Suaramuslim.net – Dari Masjid Baitul Akhiroh Kelurahan Nginden Jangkungan, Kecamatan Sukolilo Surabaya, Pengurus Dewan Da’wah Islamiyah Indonesia Provinsi Jawa Timur menyampaikan dukungan atas usulan Dewan Dawah Pusat untuk ditetapkannya tanggal 3 April sebagai Hari NKRI.
“Kami menindak lanjuti keputusan Rakorwil Dewan Da’wah Jatim di Trawas, Mojokerto tahun 2022 lalu, dan Ketua Dewan Da’wah Jatim periode sebelumnya, almarhum Pak Tamat Anshory Ismail dan almarhum Pak Sudarno Hadi untuk menyokong usaha pengurus Dewan Da’wah Pusat agar 3 April ditetapkan sebagai Hari NKRI,” kata Ahmad Busyairi Mansur, Ketua Majelis Pertimbangan Dewan Da’wah Jatim.
Pengurus Dewan Da’wah Pusat, lanjut Ahmad Busyairi, istiqamah mendorong agar tanggal 3 April ditetapkan sebagai Hari NKRI dengan pertimbangan momen sejarah yang melatarbelakanginya.
Pada tanggal 3 April 1950, Mohammad Natsir Ketua fraksi Partai Masyumi, pada sidang parlemen dengan mantap mengusulkan sebuah ide brilian agar Indonesia kembali menjadi sebuah negara kesatuan, NKRI, meninggalkan RIS (Republik Indonesia Serikat) bentukan Belanda yang telah mencabik-cabik Indonesia menjadi negara-negara bagian.
Di Masjid Baitul Akhiroh, Nginden tersebut bersama para jamaah mereka kompak memekikkan yel-yel “3 April Hari NKRI. NKRI harga mati!”
Mohammad Natsir dan Mosi Integral
Ketua Umum Dewan Da’wah Pusat, Dr.

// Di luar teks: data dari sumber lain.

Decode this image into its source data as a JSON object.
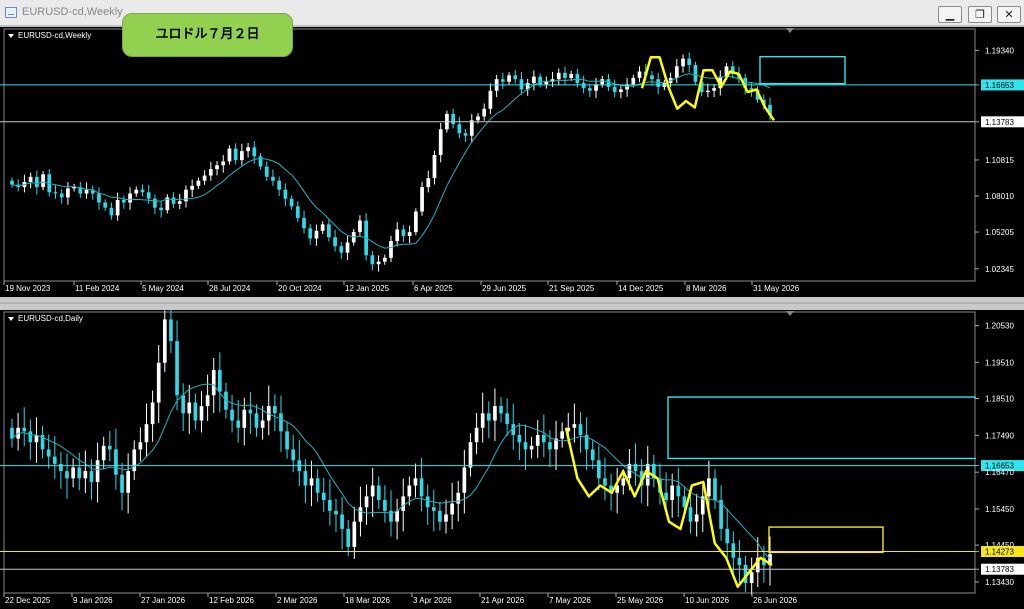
{
  "window": {
    "title": "EURUSD-cd,Weekly",
    "icons": [
      "chart-window-icon",
      "minimize-icon",
      "restore-icon",
      "close-icon"
    ]
  },
  "annotation_badge": {
    "text": "ユロドル７月２日",
    "color": "#92d050"
  },
  "colors": {
    "background": "#000000",
    "bull_candle": "#ffffff",
    "bear_candle": "#2ed9e8",
    "moving_average": "#21b3bf",
    "hline_cyan": "#2ee6ee",
    "hline_white": "#c8c8c8",
    "hline_yellow": "#f5e61e",
    "drawing_yellow": "#ffff00",
    "rect_cyan": "#2ee6ee",
    "rect_yellow": "#f5e61e",
    "current_price_box": "#3399ff"
  },
  "chart_data": [
    {
      "type": "candlestick",
      "symbol_label": "EURUSD-cd,Weekly",
      "y_axis_ticks": [
        "1.19340",
        "1.16653",
        "1.13783",
        "1.10815",
        "1.08010",
        "1.05205",
        "1.02345"
      ],
      "ylim": [
        1.0155,
        1.2085
      ],
      "x_axis_ticks": [
        "19 Nov 2023",
        "11 Feb 2024",
        "5 May 2024",
        "28 Jul 2024",
        "20 Oct 2024",
        "12 Jan 2025",
        "6 Apr 2025",
        "29 Jun 2025",
        "21 Sep 2025",
        "14 Dec 2025",
        "8 Mar 2026",
        "31 May 2026"
      ],
      "horizontal_lines": [
        {
          "value": 1.16653,
          "label": "1.16653",
          "style": "cyan-highlight"
        },
        {
          "value": 1.13783,
          "label": "1.13783",
          "style": "white"
        }
      ],
      "close_path": [
        1.089,
        1.087,
        1.091,
        1.095,
        1.087,
        1.097,
        1.083,
        1.082,
        1.079,
        1.086,
        1.087,
        1.082,
        1.085,
        1.082,
        1.075,
        1.071,
        1.065,
        1.077,
        1.075,
        1.082,
        1.085,
        1.083,
        1.078,
        1.071,
        1.069,
        1.079,
        1.074,
        1.076,
        1.085,
        1.088,
        1.092,
        1.096,
        1.101,
        1.104,
        1.107,
        1.117,
        1.108,
        1.115,
        1.118,
        1.111,
        1.103,
        1.095,
        1.092,
        1.085,
        1.078,
        1.072,
        1.063,
        1.055,
        1.047,
        1.053,
        1.058,
        1.048,
        1.041,
        1.036,
        1.044,
        1.052,
        1.061,
        1.034,
        1.027,
        1.029,
        1.032,
        1.045,
        1.054,
        1.049,
        1.052,
        1.068,
        1.087,
        1.094,
        1.112,
        1.132,
        1.144,
        1.136,
        1.129,
        1.127,
        1.139,
        1.142,
        1.148,
        1.162,
        1.171,
        1.169,
        1.174,
        1.171,
        1.163,
        1.168,
        1.173,
        1.167,
        1.169,
        1.171,
        1.176,
        1.172,
        1.175,
        1.168,
        1.164,
        1.162,
        1.167,
        1.171,
        1.165,
        1.161,
        1.163,
        1.167,
        1.172,
        1.177,
        1.174,
        1.171,
        1.165,
        1.168,
        1.172,
        1.181,
        1.187,
        1.182,
        1.169,
        1.161,
        1.162,
        1.164,
        1.173,
        1.181,
        1.175,
        1.172,
        1.164,
        1.163,
        1.155,
        1.151,
        1.143
      ],
      "moving_average_color": "#21b3bf",
      "rectangles": [
        {
          "from_label": "31 May 2026",
          "top": 1.1885,
          "bottom": 1.1675,
          "color": "#2ee6ee"
        }
      ],
      "freehand_yellow_path": [
        1.164,
        1.188,
        1.188,
        1.165,
        1.148,
        1.154,
        1.149,
        1.178,
        1.178,
        1.165,
        1.177,
        1.175,
        1.161,
        1.163,
        1.149,
        1.139
      ]
    },
    {
      "type": "candlestick",
      "symbol_label": "EURUSD-cd,Daily",
      "y_axis_ticks": [
        "1.20530",
        "1.19510",
        "1.18510",
        "1.17490",
        "1.16653",
        "1.16470",
        "1.15450",
        "1.14450",
        "1.14273",
        "1.13783",
        "1.13430"
      ],
      "ylim": [
        1.1318,
        1.2085
      ],
      "x_axis_ticks": [
        "22 Dec 2025",
        "9 Jan 2026",
        "27 Jan 2026",
        "12 Feb 2026",
        "2 Mar 2026",
        "18 Mar 2026",
        "3 Apr 2026",
        "21 Apr 2026",
        "7 May 2026",
        "25 May 2026",
        "10 Jun 2026",
        "26 Jun 2026"
      ],
      "horizontal_lines": [
        {
          "value": 1.16653,
          "label": "1.16653",
          "style": "cyan-highlight"
        },
        {
          "value": 1.14273,
          "label": "1.14273",
          "style": "yellow-highlight"
        },
        {
          "value": 1.13783,
          "label": "1.13783",
          "style": "white"
        }
      ],
      "close_path": [
        1.174,
        1.177,
        1.176,
        1.173,
        1.175,
        1.171,
        1.169,
        1.167,
        1.165,
        1.163,
        1.166,
        1.163,
        1.165,
        1.162,
        1.168,
        1.172,
        1.171,
        1.164,
        1.159,
        1.165,
        1.171,
        1.173,
        1.178,
        1.184,
        1.195,
        1.207,
        1.201,
        1.186,
        1.181,
        1.184,
        1.179,
        1.183,
        1.186,
        1.193,
        1.187,
        1.182,
        1.179,
        1.177,
        1.182,
        1.181,
        1.177,
        1.179,
        1.183,
        1.181,
        1.176,
        1.171,
        1.168,
        1.165,
        1.161,
        1.163,
        1.159,
        1.157,
        1.154,
        1.153,
        1.149,
        1.144,
        1.151,
        1.155,
        1.158,
        1.161,
        1.157,
        1.154,
        1.151,
        1.154,
        1.158,
        1.161,
        1.163,
        1.158,
        1.155,
        1.154,
        1.151,
        1.153,
        1.156,
        1.159,
        1.166,
        1.173,
        1.177,
        1.181,
        1.179,
        1.183,
        1.181,
        1.178,
        1.175,
        1.173,
        1.171,
        1.172,
        1.175,
        1.173,
        1.171,
        1.174,
        1.176,
        1.177,
        1.178,
        1.175,
        1.171,
        1.168,
        1.163,
        1.161,
        1.159,
        1.161,
        1.163,
        1.167,
        1.165,
        1.161,
        1.167,
        1.163,
        1.159,
        1.157,
        1.161,
        1.158,
        1.155,
        1.151,
        1.153,
        1.158,
        1.163,
        1.157,
        1.149,
        1.145,
        1.141,
        1.139,
        1.134,
        1.137,
        1.141,
        1.139,
        1.142
      ],
      "moving_average_color": "#21b3bf",
      "rectangles": [
        {
          "from_label": "25 May 2026",
          "top": 1.1855,
          "bottom": 1.1685,
          "color": "#2ee6ee"
        },
        {
          "from_label": "26 Jun 2026",
          "top": 1.1495,
          "bottom": 1.1425,
          "color": "#f5e61e"
        }
      ],
      "freehand_yellow_path": [
        1.177,
        1.163,
        1.158,
        1.161,
        1.159,
        1.165,
        1.158,
        1.165,
        1.163,
        1.151,
        1.149,
        1.161,
        1.162,
        1.145,
        1.141,
        1.133,
        1.137,
        1.141,
        1.139
      ]
    }
  ]
}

Adian Husaini pernah menulis sebuah artikel khusus dengan judul “Jangan lupakan 3 April: Hari Kembalinya NKRI setelah Mosi Integral Mohammad Natsir”.
Dalam artikel itu disebutkan bahwa Konferensi Inter-Indonesia antara delegasi Republik Indonesia dengan BFO, Bijeenskomst voor Federal Overleg, sebuah komite bentukan Belanda di Yogyakarta tanggal 19-22 Juli 1949 menghasilkan keputusan dibentuknya RIS.

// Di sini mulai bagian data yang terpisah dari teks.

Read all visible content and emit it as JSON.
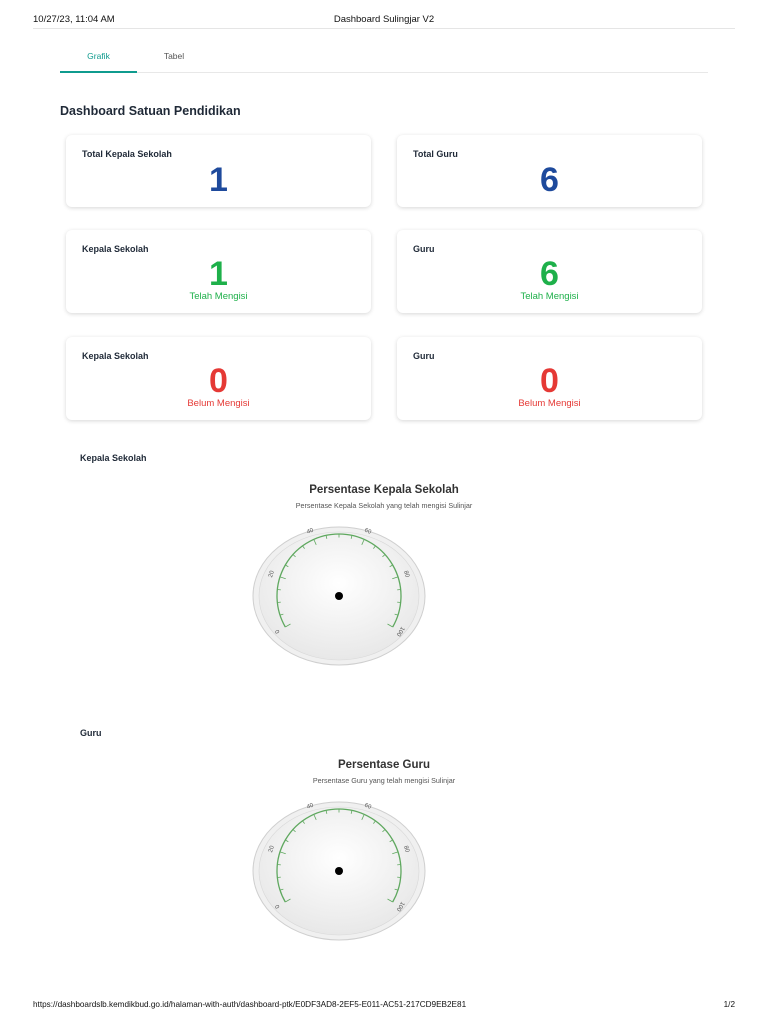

Pembentukan BFO merupakan upaya Belanda “mengepung” Republik Indonesia. Negara BFO adalah Negara Dayak Besar, Negara Indonesia Timur, Negara Borneo Tenggara, Negara Borneo Timur, Negara Borneo Barat, Negara Bengkulu, Negara Biliton, Negara Riau, Negara Sumatera Timur, Negara Banjar, Negara Madura, Negara Pasundan, Negara Sumatera Selatan, Negara Jawa Timur, dan Negara Jawa Tengah. Dengan demikian Negara Republik Indonesia hanyalah di sebagian pulau Jawa, Madura, dan Sumatera.
Selama dua setengah bulan, Natsir melakukan berbagai lobI yang tidak mudah terutama dengan negara-negara bagian di luar Jawa.
Kemudian pada tanggal 3 April 1950 Mohammad Natsir sebagai Ketua Fraksi Partai Masyumi (Majelis Syura Muslimin Indonesia) mengajukan apa yang dikenal sebagai “Mosi Integral Natsir” di depan parlemen untuk menyatukan kembali Republik Indonesia yang telah tercabik-cabik menjadi negara-negara bagian berhimpun kembali menjadi NKRI, yang diumumkan secara resmi pada tanggal 17 Agustus 1950.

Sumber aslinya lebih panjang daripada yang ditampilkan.